Importantly, most of the growth in wages is going to the lowest paid workers, who are far more likely to spend it.
Inflation in the US looks like it’s now well within the Fed’s target range of 2-3%, especially if you exclude housing (which they call shelter).
Why would you do that? Because the Bureau of Labour Statistics, which calculates the CPI, uses a reading for shelter which every man and his dog knows is about 12 months behind the real market. The Fed knows it too, so why they persist remains a mystery.

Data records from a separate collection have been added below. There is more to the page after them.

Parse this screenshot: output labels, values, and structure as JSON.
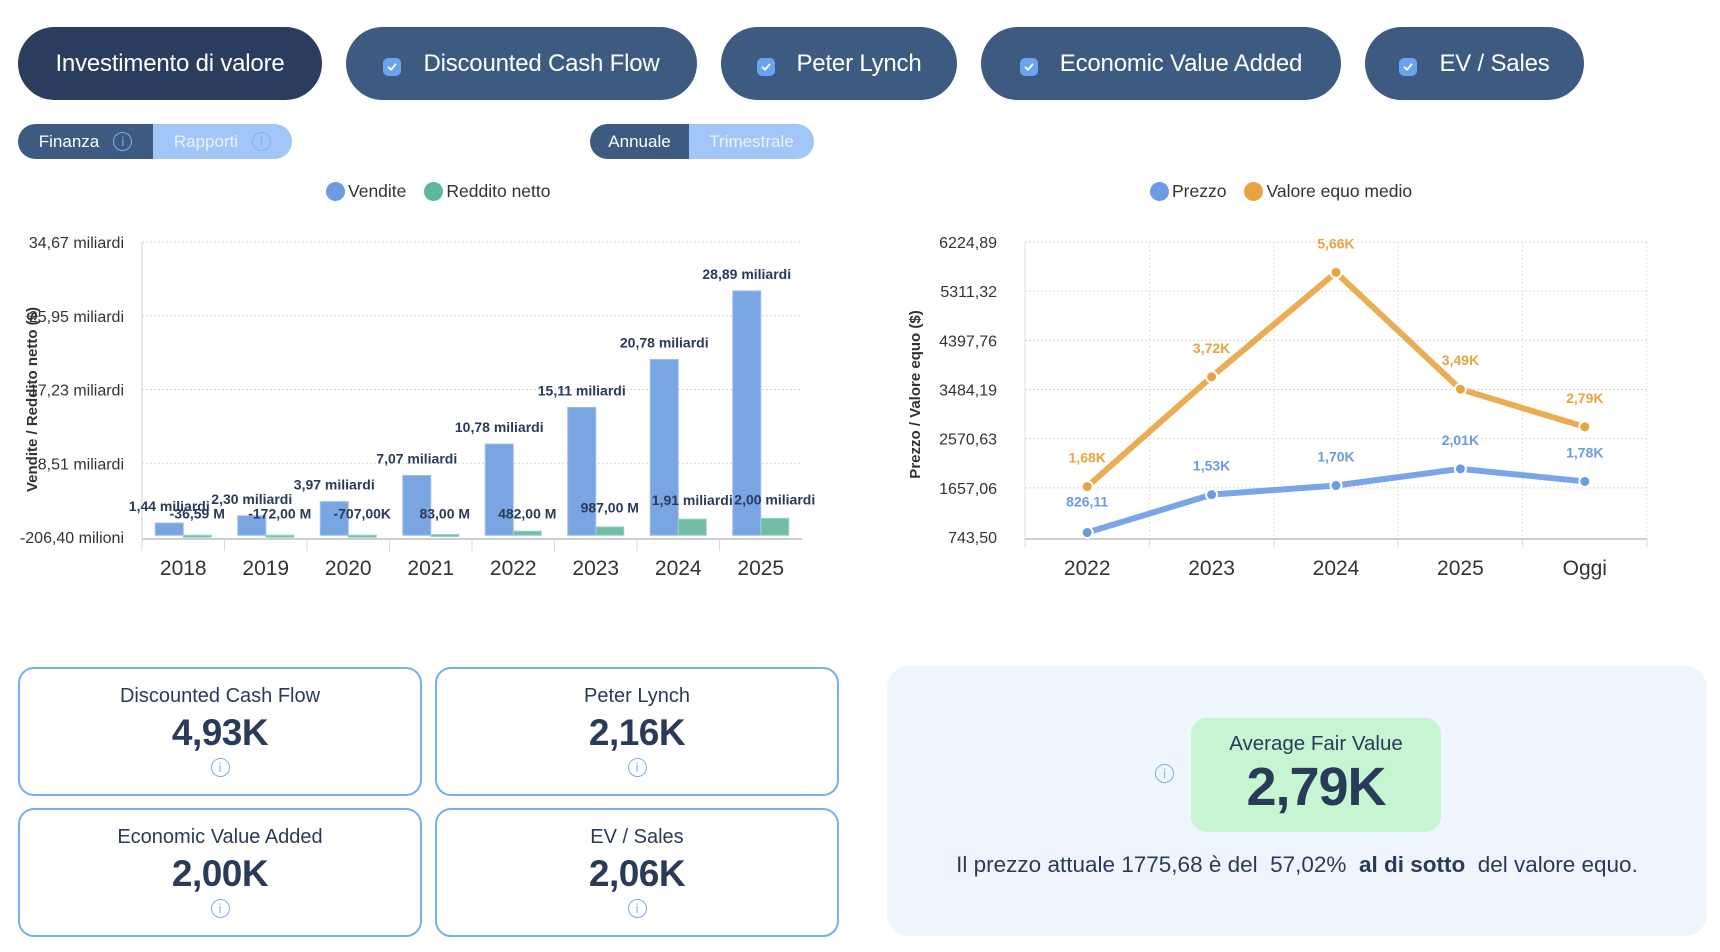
{
  "methods": {
    "primary": "Investimento di valore",
    "items": [
      {
        "label": "Discounted Cash Flow",
        "checked": true
      },
      {
        "label": "Peter Lynch",
        "checked": true
      },
      {
        "label": "Economic Value Added",
        "checked": true
      },
      {
        "label": "EV / Sales",
        "checked": true
      }
    ]
  },
  "toggles": {
    "data_type": {
      "options": [
        "Finanza",
        "Rapporti"
      ],
      "selected": "Finanza",
      "info_icon": "info-icon"
    },
    "period": {
      "options": [
        "Annuale",
        "Trimestrale"
      ],
      "selected": "Annuale"
    }
  },
  "colors": {
    "vendite": "#6b9be3",
    "reddito": "#5db79b",
    "prezzo": "#6b9be3",
    "valore": "#e8a440",
    "pill": "#3d5a80",
    "pill_primary": "#2b3d5e",
    "text": "#2a3b59",
    "card_border": "#7aaef0",
    "summary_bg": "#eef5fd",
    "afv_bg": "#c6f5d2"
  },
  "chart_data": [
    {
      "type": "bar",
      "title": "",
      "legend": [
        "Vendite",
        "Reddito netto"
      ],
      "legend_position": "top-center",
      "xlabel": "",
      "ylabel": "Vendite / Reddito netto ($)",
      "categories": [
        "2018",
        "2019",
        "2020",
        "2021",
        "2022",
        "2023",
        "2024",
        "2025"
      ],
      "series": [
        {
          "name": "Vendite",
          "values": [
            1440000000.0,
            2300000000.0,
            3970000000.0,
            7070000000.0,
            10780000000.0,
            15110000000.0,
            20780000000.0,
            28890000000.0
          ],
          "labels": [
            "1,44 miliardi",
            "2,30 miliardi",
            "3,97 miliardi",
            "7,07 miliardi",
            "10,78 miliardi",
            "15,11 miliardi",
            "20,78 miliardi",
            "28,89 miliardi"
          ]
        },
        {
          "name": "Reddito netto",
          "values": [
            -36590000.0,
            -172000000.0,
            -707000.0,
            83000000.0,
            482000000.0,
            987000000.0,
            1910000000.0,
            2000000000.0
          ],
          "labels": [
            "-36,59 M",
            "-172,00 M",
            "-707,00K",
            "83,00 M",
            "482,00 M",
            "987,00 M",
            "1,91 miliardi",
            "2,00 miliardi"
          ]
        }
      ],
      "ylim": [
        -206400000.0,
        34670000000.0
      ],
      "yticks": [
        {
          "value": -206400000.0,
          "label": "-206,40 milioni"
        },
        {
          "value": 8510000000.0,
          "label": "8,51 miliardi"
        },
        {
          "value": 17230000000.0,
          "label": "17,23 miliardi"
        },
        {
          "value": 25950000000.0,
          "label": "25,95 miliardi"
        },
        {
          "value": 34670000000.0,
          "label": "34,67 miliardi"
        }
      ],
      "grid": true
    },
    {
      "type": "line",
      "title": "",
      "legend": [
        "Prezzo",
        "Valore equo medio"
      ],
      "legend_position": "top-center",
      "xlabel": "",
      "ylabel": "Prezzo / Valore equo ($)",
      "categories": [
        "2022",
        "2023",
        "2024",
        "2025",
        "Oggi"
      ],
      "series": [
        {
          "name": "Prezzo",
          "values": [
            826.11,
            1530,
            1700,
            2010,
            1775.68
          ],
          "labels": [
            "826,11",
            "1,53K",
            "1,70K",
            "2,01K",
            "1,78K"
          ]
        },
        {
          "name": "Valore equo medio",
          "values": [
            1680,
            3720,
            5660,
            3490,
            2790
          ],
          "labels": [
            "1,68K",
            "3,72K",
            "5,66K",
            "3,49K",
            "2,79K"
          ]
        }
      ],
      "ylim": [
        743.5,
        6224.89
      ],
      "yticks": [
        {
          "value": 743.5,
          "label": "743,50"
        },
        {
          "value": 1657.06,
          "label": "1657,06"
        },
        {
          "value": 2570.63,
          "label": "2570,63"
        },
        {
          "value": 3484.19,
          "label": "3484,19"
        },
        {
          "value": 4397.76,
          "label": "4397,76"
        },
        {
          "value": 5311.32,
          "label": "5311,32"
        },
        {
          "value": 6224.89,
          "label": "6224,89"
        }
      ],
      "grid": true
    }
  ],
  "cards": [
    {
      "title": "Discounted Cash Flow",
      "value": "4,93K"
    },
    {
      "title": "Peter Lynch",
      "value": "2,16K"
    },
    {
      "title": "Economic Value Added",
      "value": "2,00K"
    },
    {
      "title": "EV / Sales",
      "value": "2,06K"
    }
  ],
  "summary": {
    "title": "Average Fair Value",
    "value": "2,79K",
    "sentence_pre": "Il prezzo attuale 1775,68 è del  57,02% ",
    "sentence_bold": " al di sotto ",
    "sentence_post": " del valore equo."
  }
}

The chart below shows the Zillow (the US equivalent of realestate.com) rental index advanced by 12 months. In other words, the Zillow index peaked in the middle of 2022 and has been declining ever since. Price increases on apartment rentals have fallen so much they’ve gone negative, meaning rents are dropping. Overall, real world evidence suggests housing costs are way below where the Fed is presuming they are, and they’re still going down.
And why is it important? Because shelter accounts for about 30% of the CPI number, and 40% of the so-called “Core CPI”, which excludes food and energy costs and which the Fed says it watches more closely.
In turn, the critical follow on from that is interest rates do not need to stay so high if inflation is back in the target zone. The prospect of the Fed eventually lowering interest rates is a big part of what’s got the share market excited.
Finally, another bit of real-world evidence that the economy is pretty strong is shown in the incredible rise of manufacturing construction spending, which has taken off in response to the Biden administration’s Inflation Reduction Act, which throws a bunch of different subsidies at anything that resembles an energy transition project.
The bottom line
It’s true the US share market has notched up some strong returns and has hit a new all-time high, but that doesn’t have to mean it’s on the verge of falling again. There’s plenty of anecdotal, technical and fundamental evidence to back the move.
Nor does it mean the index can’t go through a serious correction. On average, the US market experiences a 14% intra-year decline every year.
At the end of the day, trying to time a market by selling and buying back again is really, really difficult. Take comfort that the bears have been wrong since the market bottomed in October 2022, why should they necessarily start being right now?